Why str_eq Instead of Pattern Matching?

In Kleis (and ML-family languages), pattern variables bind rather than compare:

// This BINDS 'x' to whatever name contains, always matches!
EVariable(name) => match name { x => num(1) | _ => num(0) }

// This COMPARES name to var_name using str_eq
EVariable(name) => if str_eq(name, var_name) then num(1) else num(0)

The str_eq builtin provides concrete string equality that returns true or false.

Z3 Verification

While the Cartan computation runs in the Kleis evaluator, the results can be verified using Z3:

// Verify Riemann tensor symmetries
axiom riemann_antisym : ∀ R μ ν ρ σ .
    component(R, μ, ν, ρ, σ) = negate(component(R, ν, μ, ρ, σ))

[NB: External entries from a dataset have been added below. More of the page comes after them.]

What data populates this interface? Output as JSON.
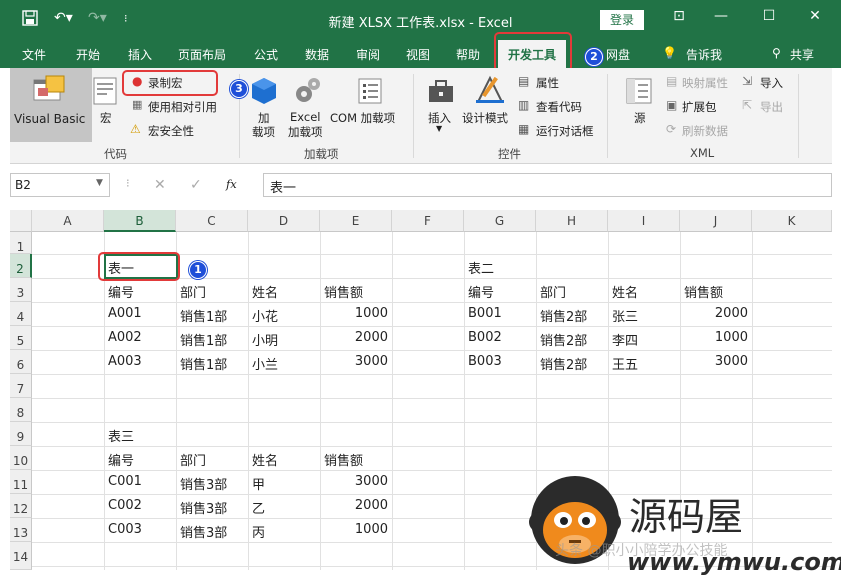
{
  "titlebar": {
    "title": "新建 XLSX 工作表.xlsx  -  Excel",
    "signin": "登录",
    "minimize_glyph": "—",
    "maximize_glyph": "☐",
    "close_glyph": "✕",
    "ribbon_opts_glyph": "⊡"
  },
  "tabs": {
    "file": "文件",
    "home": "开始",
    "insert": "插入",
    "layout": "页面布局",
    "formulas": "公式",
    "data": "数据",
    "review": "审阅",
    "view": "视图",
    "help": "帮助",
    "developer": "开发工具",
    "netdisk": "网盘",
    "tellme": "告诉我",
    "share": "共享"
  },
  "badges": {
    "b1": "1",
    "b2": "2",
    "b3": "3"
  },
  "ribbon": {
    "code": {
      "visual_basic": "Visual Basic",
      "macros": "宏",
      "record_macro": "录制宏",
      "relative_ref": "使用相对引用",
      "macro_security": "宏安全性",
      "group": "代码"
    },
    "addins": {
      "addins_l1": "加",
      "addins_l2": "载项",
      "excel_l1": "Excel",
      "excel_l2": "加载项",
      "com": "COM 加载项",
      "group": "加载项"
    },
    "controls": {
      "insert": "插入",
      "design_mode": "设计模式",
      "properties": "属性",
      "view_code": "查看代码",
      "run_dialog": "运行对话框",
      "group": "控件"
    },
    "xml": {
      "source": "源",
      "map_props": "映射属性",
      "expansion": "扩展包",
      "refresh": "刷新数据",
      "import": "导入",
      "export": "导出",
      "group": "XML"
    }
  },
  "formula_bar": {
    "name_box": "B2",
    "cancel": "✕",
    "enter": "✓",
    "fx": "fx",
    "content": "表一"
  },
  "columns": [
    "A",
    "B",
    "C",
    "D",
    "E",
    "F",
    "G",
    "H",
    "I",
    "J",
    "K"
  ],
  "rows": [
    "1",
    "2",
    "3",
    "4",
    "5",
    "6",
    "7",
    "8",
    "9",
    "10",
    "11",
    "12",
    "13",
    "14"
  ],
  "table1": {
    "title": "表一",
    "headers": [
      "编号",
      "部门",
      "姓名",
      "销售额"
    ],
    "rows": [
      [
        "A001",
        "销售1部",
        "小花",
        "1000"
      ],
      [
        "A002",
        "销售1部",
        "小明",
        "2000"
      ],
      [
        "A003",
        "销售1部",
        "小兰",
        "3000"
      ]
    ]
  },
  "table2": {
    "title": "表二",
    "headers": [
      "编号",
      "部门",
      "姓名",
      "销售额"
    ],
    "rows": [
      [
        "B001",
        "销售2部",
        "张三",
        "2000"
      ],
      [
        "B002",
        "销售2部",
        "李四",
        "1000"
      ],
      [
        "B003",
        "销售2部",
        "王五",
        "3000"
      ]
    ]
  },
  "table3": {
    "title": "表三",
    "headers": [
      "编号",
      "部门",
      "姓名",
      "销售额"
    ],
    "rows": [
      [
        "C001",
        "销售3部",
        "甲",
        "3000"
      ],
      [
        "C002",
        "销售3部",
        "乙",
        "2000"
      ],
      [
        "C003",
        "销售3部",
        "丙",
        "1000"
      ]
    ]
  },
  "watermark": {
    "brand": "源码屋",
    "url": "www.ymwu.com",
    "faint": "头条 @职小小陪学办公技能"
  },
  "colors": {
    "excel_green": "#217346",
    "highlight_red": "#e23a3a",
    "badge_blue": "#1f4fd8",
    "watermark_orange": "#f08a1c"
  }
}
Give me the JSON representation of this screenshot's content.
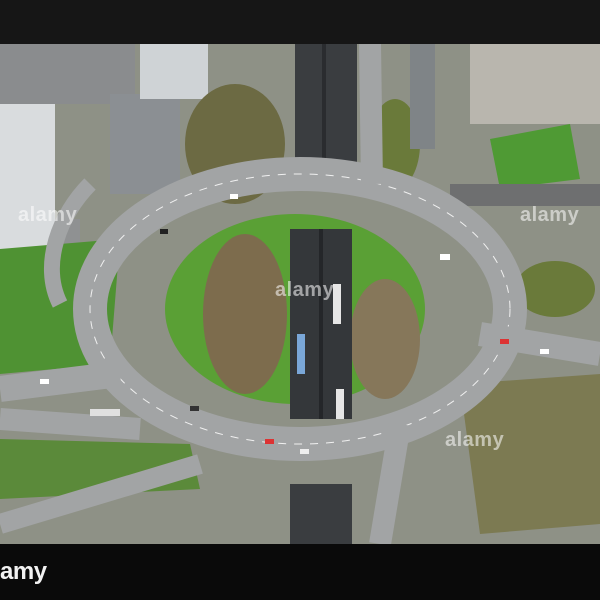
{
  "image": {
    "alt": "Aerial view of a roundabout interchange above a motorway",
    "watermark_text": "alamy",
    "brand_visible_text": "amy"
  },
  "colors": {
    "asphalt": "#9a9c9d",
    "dark_asphalt": "#3a3d40",
    "grass": "#5fa032",
    "trees": "#7a6a4a",
    "roof": "#cfd3d6",
    "bar": "#161616"
  }
}
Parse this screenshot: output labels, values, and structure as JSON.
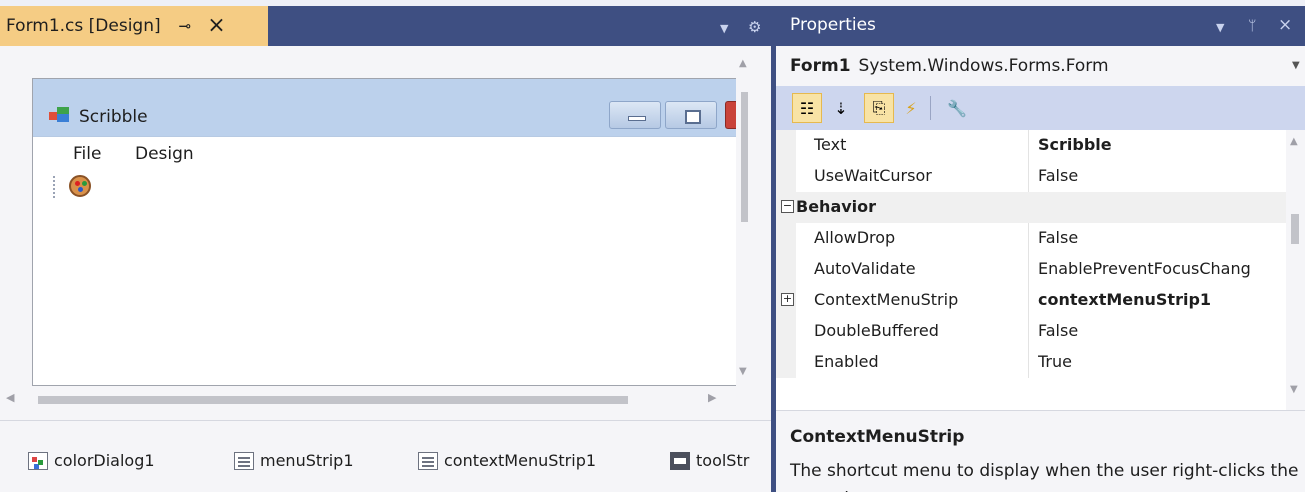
{
  "designer": {
    "tab_label": "Form1.cs [Design]",
    "form": {
      "title": "Scribble",
      "menu": [
        "File",
        "Design"
      ]
    },
    "tray": [
      "colorDialog1",
      "menuStrip1",
      "contextMenuStrip1",
      "toolStr"
    ]
  },
  "properties": {
    "title": "Properties",
    "object_name": "Form1",
    "object_type": "System.Windows.Forms.Form",
    "rows": [
      {
        "name": "Text",
        "value": "Scribble",
        "bold": true
      },
      {
        "name": "UseWaitCursor",
        "value": "False"
      },
      {
        "name": "Behavior",
        "category": true
      },
      {
        "name": "AllowDrop",
        "value": "False"
      },
      {
        "name": "AutoValidate",
        "value": "EnablePreventFocusChang"
      },
      {
        "name": "ContextMenuStrip",
        "value": "contextMenuStrip1",
        "bold": true,
        "expandable": true
      },
      {
        "name": "DoubleBuffered",
        "value": "False"
      },
      {
        "name": "Enabled",
        "value": "True"
      }
    ],
    "description": {
      "title": "ContextMenuStrip",
      "text": "The shortcut menu to display when the user right-clicks the control."
    }
  },
  "colors": {
    "tab_active": "#f5cc84",
    "chrome": "#3e4f82",
    "toolbar": "#cdd6ee"
  }
}
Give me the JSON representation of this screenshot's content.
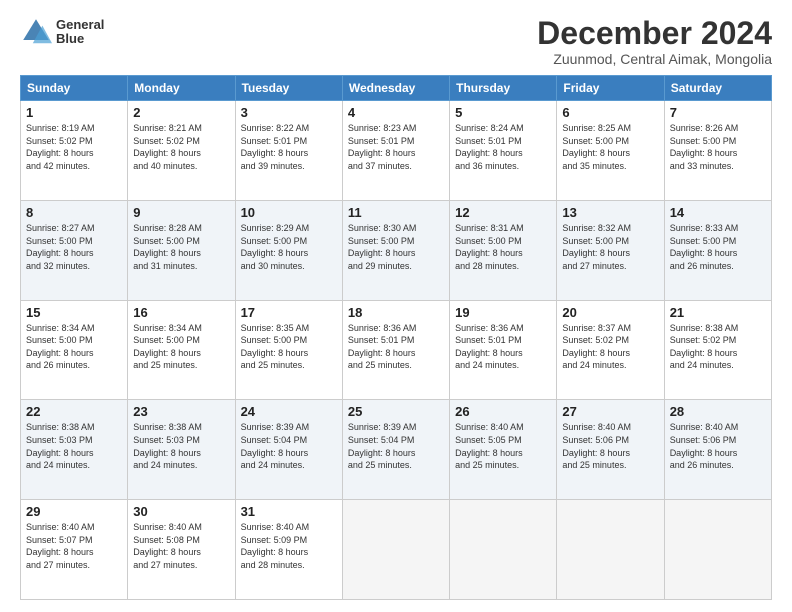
{
  "logo": {
    "line1": "General",
    "line2": "Blue"
  },
  "title": "December 2024",
  "location": "Zuunmod, Central Aimak, Mongolia",
  "headers": [
    "Sunday",
    "Monday",
    "Tuesday",
    "Wednesday",
    "Thursday",
    "Friday",
    "Saturday"
  ],
  "weeks": [
    [
      {
        "day": "1",
        "info": "Sunrise: 8:19 AM\nSunset: 5:02 PM\nDaylight: 8 hours\nand 42 minutes."
      },
      {
        "day": "2",
        "info": "Sunrise: 8:21 AM\nSunset: 5:02 PM\nDaylight: 8 hours\nand 40 minutes."
      },
      {
        "day": "3",
        "info": "Sunrise: 8:22 AM\nSunset: 5:01 PM\nDaylight: 8 hours\nand 39 minutes."
      },
      {
        "day": "4",
        "info": "Sunrise: 8:23 AM\nSunset: 5:01 PM\nDaylight: 8 hours\nand 37 minutes."
      },
      {
        "day": "5",
        "info": "Sunrise: 8:24 AM\nSunset: 5:01 PM\nDaylight: 8 hours\nand 36 minutes."
      },
      {
        "day": "6",
        "info": "Sunrise: 8:25 AM\nSunset: 5:00 PM\nDaylight: 8 hours\nand 35 minutes."
      },
      {
        "day": "7",
        "info": "Sunrise: 8:26 AM\nSunset: 5:00 PM\nDaylight: 8 hours\nand 33 minutes."
      }
    ],
    [
      {
        "day": "8",
        "info": "Sunrise: 8:27 AM\nSunset: 5:00 PM\nDaylight: 8 hours\nand 32 minutes."
      },
      {
        "day": "9",
        "info": "Sunrise: 8:28 AM\nSunset: 5:00 PM\nDaylight: 8 hours\nand 31 minutes."
      },
      {
        "day": "10",
        "info": "Sunrise: 8:29 AM\nSunset: 5:00 PM\nDaylight: 8 hours\nand 30 minutes."
      },
      {
        "day": "11",
        "info": "Sunrise: 8:30 AM\nSunset: 5:00 PM\nDaylight: 8 hours\nand 29 minutes."
      },
      {
        "day": "12",
        "info": "Sunrise: 8:31 AM\nSunset: 5:00 PM\nDaylight: 8 hours\nand 28 minutes."
      },
      {
        "day": "13",
        "info": "Sunrise: 8:32 AM\nSunset: 5:00 PM\nDaylight: 8 hours\nand 27 minutes."
      },
      {
        "day": "14",
        "info": "Sunrise: 8:33 AM\nSunset: 5:00 PM\nDaylight: 8 hours\nand 26 minutes."
      }
    ],
    [
      {
        "day": "15",
        "info": "Sunrise: 8:34 AM\nSunset: 5:00 PM\nDaylight: 8 hours\nand 26 minutes."
      },
      {
        "day": "16",
        "info": "Sunrise: 8:34 AM\nSunset: 5:00 PM\nDaylight: 8 hours\nand 25 minutes."
      },
      {
        "day": "17",
        "info": "Sunrise: 8:35 AM\nSunset: 5:00 PM\nDaylight: 8 hours\nand 25 minutes."
      },
      {
        "day": "18",
        "info": "Sunrise: 8:36 AM\nSunset: 5:01 PM\nDaylight: 8 hours\nand 25 minutes."
      },
      {
        "day": "19",
        "info": "Sunrise: 8:36 AM\nSunset: 5:01 PM\nDaylight: 8 hours\nand 24 minutes."
      },
      {
        "day": "20",
        "info": "Sunrise: 8:37 AM\nSunset: 5:02 PM\nDaylight: 8 hours\nand 24 minutes."
      },
      {
        "day": "21",
        "info": "Sunrise: 8:38 AM\nSunset: 5:02 PM\nDaylight: 8 hours\nand 24 minutes."
      }
    ],
    [
      {
        "day": "22",
        "info": "Sunrise: 8:38 AM\nSunset: 5:03 PM\nDaylight: 8 hours\nand 24 minutes."
      },
      {
        "day": "23",
        "info": "Sunrise: 8:38 AM\nSunset: 5:03 PM\nDaylight: 8 hours\nand 24 minutes."
      },
      {
        "day": "24",
        "info": "Sunrise: 8:39 AM\nSunset: 5:04 PM\nDaylight: 8 hours\nand 24 minutes."
      },
      {
        "day": "25",
        "info": "Sunrise: 8:39 AM\nSunset: 5:04 PM\nDaylight: 8 hours\nand 25 minutes."
      },
      {
        "day": "26",
        "info": "Sunrise: 8:40 AM\nSunset: 5:05 PM\nDaylight: 8 hours\nand 25 minutes."
      },
      {
        "day": "27",
        "info": "Sunrise: 8:40 AM\nSunset: 5:06 PM\nDaylight: 8 hours\nand 25 minutes."
      },
      {
        "day": "28",
        "info": "Sunrise: 8:40 AM\nSunset: 5:06 PM\nDaylight: 8 hours\nand 26 minutes."
      }
    ],
    [
      {
        "day": "29",
        "info": "Sunrise: 8:40 AM\nSunset: 5:07 PM\nDaylight: 8 hours\nand 27 minutes."
      },
      {
        "day": "30",
        "info": "Sunrise: 8:40 AM\nSunset: 5:08 PM\nDaylight: 8 hours\nand 27 minutes."
      },
      {
        "day": "31",
        "info": "Sunrise: 8:40 AM\nSunset: 5:09 PM\nDaylight: 8 hours\nand 28 minutes."
      },
      null,
      null,
      null,
      null
    ]
  ]
}
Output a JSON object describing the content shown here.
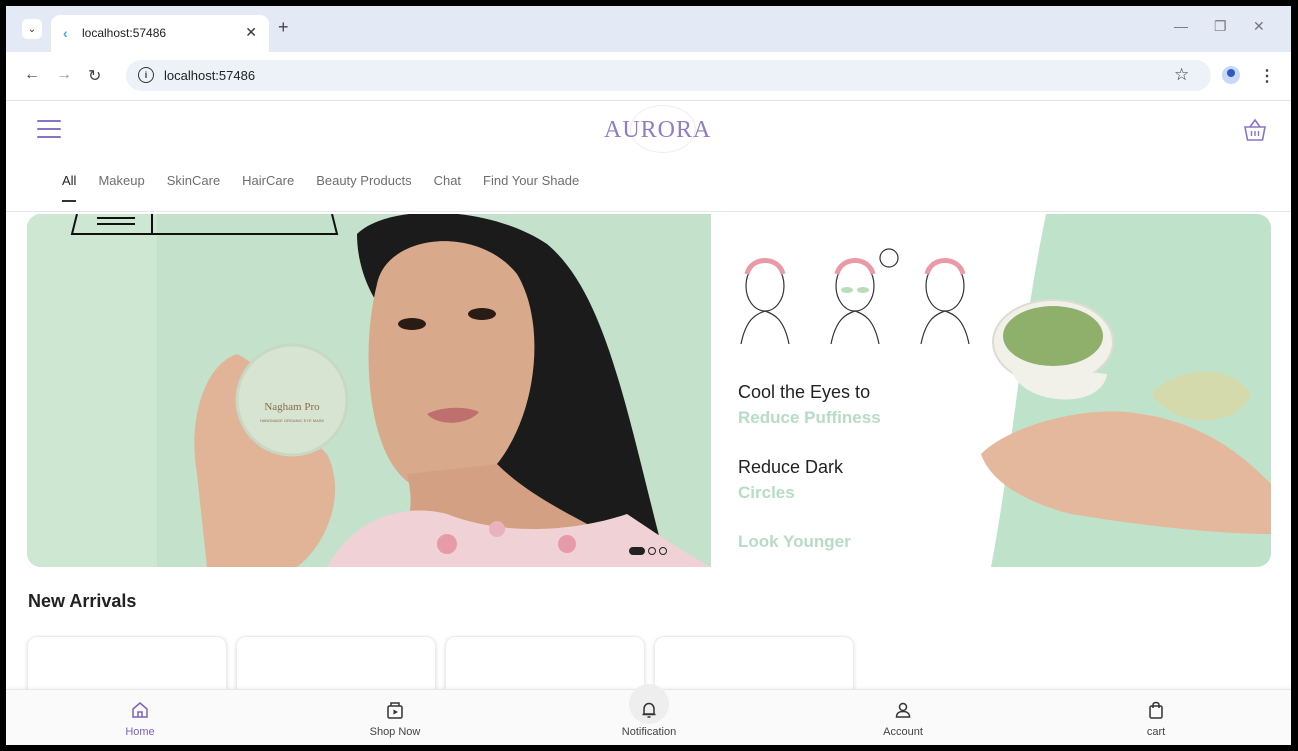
{
  "browser": {
    "tab_title": "localhost:57486",
    "url": "localhost:57486"
  },
  "app": {
    "logo": "AURORA",
    "brand_color": "#8f7dc6",
    "categories": [
      "All",
      "Makeup",
      "SkinCare",
      "HairCare",
      "Beauty Products",
      "Chat",
      "Find Your Shade"
    ],
    "active_category": "All"
  },
  "banner": {
    "left_slide": {
      "product_brand": "Nagham Pro",
      "product_subtitle": "HANDMADE ORGANIC EYE MASK",
      "background_color": "#c3e1cb"
    },
    "right_slide": {
      "line1": "Cool the Eyes to",
      "line1_accent": "Reduce Puffiness",
      "line2": "Reduce Dark",
      "line2_accent": "Circles",
      "line3_accent": "Look Younger",
      "accent_color": "#b6ddc4"
    },
    "carousel": {
      "count": 3,
      "active_index": 0
    }
  },
  "new_arrivals": {
    "title": "New Arrivals",
    "card_count": 4
  },
  "bottom_nav": {
    "items": [
      {
        "label": "Home",
        "icon": "home-icon",
        "active": true
      },
      {
        "label": "Shop Now",
        "icon": "shop-now-icon",
        "active": false
      },
      {
        "label": "Notification",
        "icon": "bell-icon",
        "active": false
      },
      {
        "label": "Account",
        "icon": "account-icon",
        "active": false
      },
      {
        "label": "cart",
        "icon": "cart-bag-icon",
        "active": false
      }
    ]
  }
}
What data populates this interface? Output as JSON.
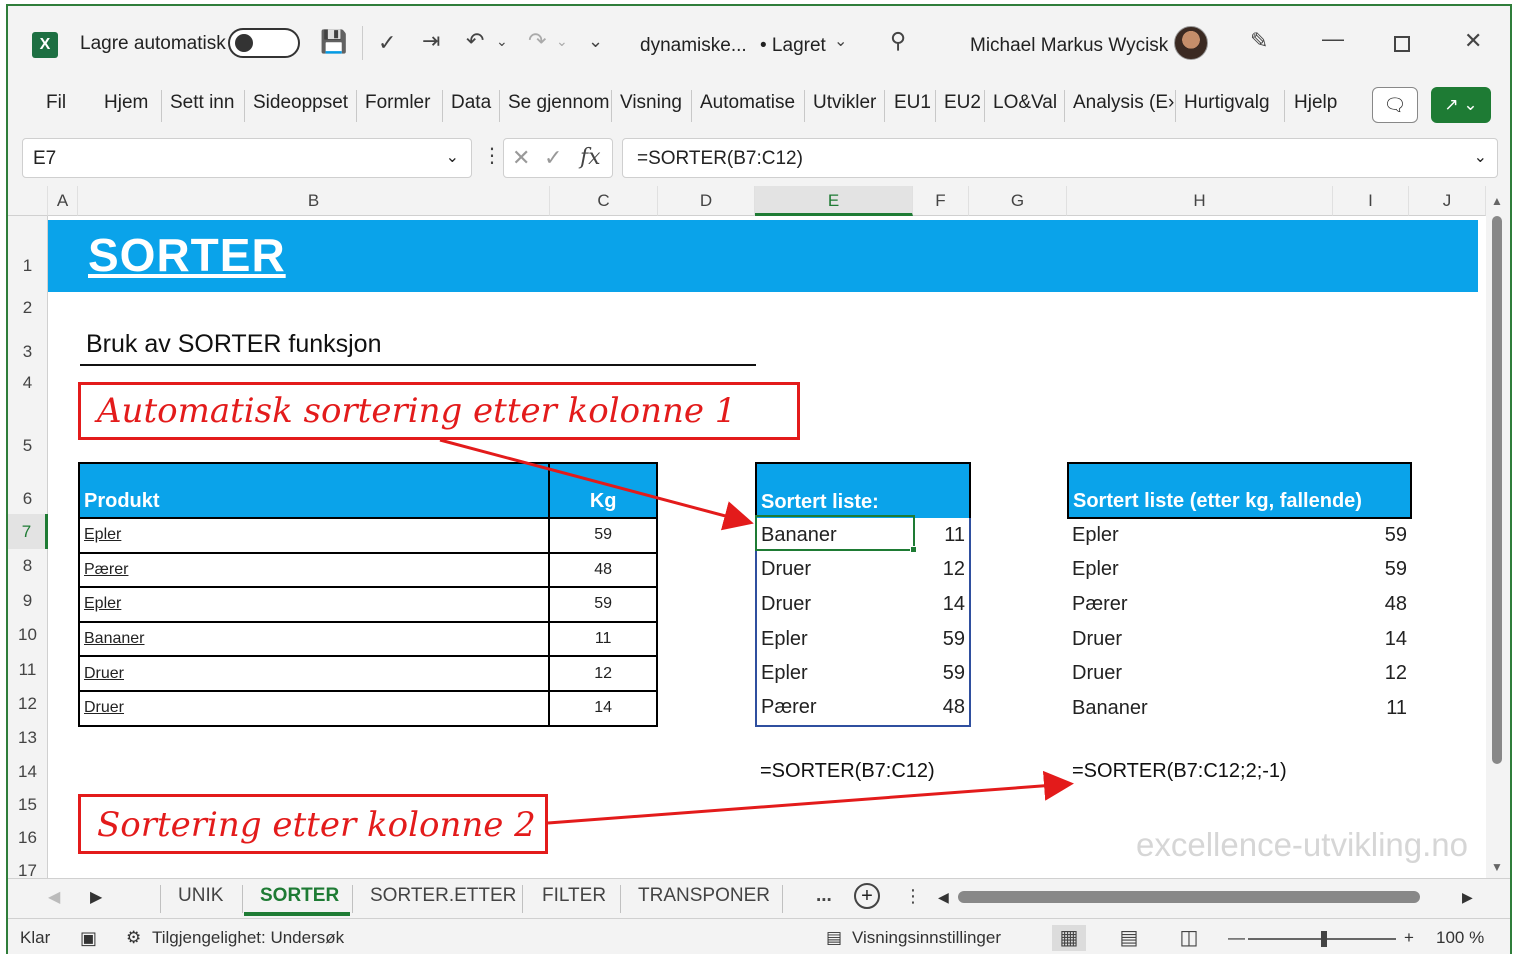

// Verify Bianchi identity
axiom bianchi : ∀ R λ ρ σ μ ν .
    plus(plus(
        nabla(R, λ, ρ, σ, μ, ν),
        nabla(R, ρ, σ, λ, μ, ν)),
        nabla(R, σ, λ, ρ, μ, ν)) = 0

Files

FileDescription
stdlib/symbolic_diff.kleisExpression AST and symbolic differentiation
stdlib/cartan_geometry.kleisAxiomatic framework (structures, axioms for Z3)
stdlib/cartan_compute.kleisComputational implementation (actually computes)
tests/symbolic_diff_test.rs25 tests for differentiation
tests/cartan_compute_test.rs22 tests including literature verification

Two Complementary Approaches

cartan_geometry.kleis defines the theory:

structure CurvatureForm(dim: Nat) {
    operation curvature : List(List(DifferentialForm(1, dim))) → ...
    axiom curvature_def : ∀ omega . R^a_b = dω^a_b + ω^a_c ∧ ω^c_b
    axiom bianchi : ...  // Formal Bianchi identity for Z3
}

cartan_compute.kleis provides the computation:

define compute_curvature(omega) = [
    [curvature_ab(omega, 0, 0), curvature_ab(omega, 0, 1), ...],
    ...  // Actually evaluates to Expression values
]

Both now use the same Expression AST from symbolic_diff.kleis.

Research Applications

DomainApplication
General RelativityCompute curvature for new metrics
CosmologyVerify FLRW, de Sitter models
Modified GravityCheck f(R) theory consistency
Numerical RelativityVerify constraint equations
EducationInteractive GR computations

Comparison to Other Tools

ToolSymbolicVerificationNotes
Mathematica + xAct✓✓✓Industry standard, expensive
Cadabra✓✓Open source tensor algebra
SageMath✓✓General purpose
Kleis✓✓✓✓Combines both!

Kleis occupies a unique niche: symbolic mathematics with formal verification.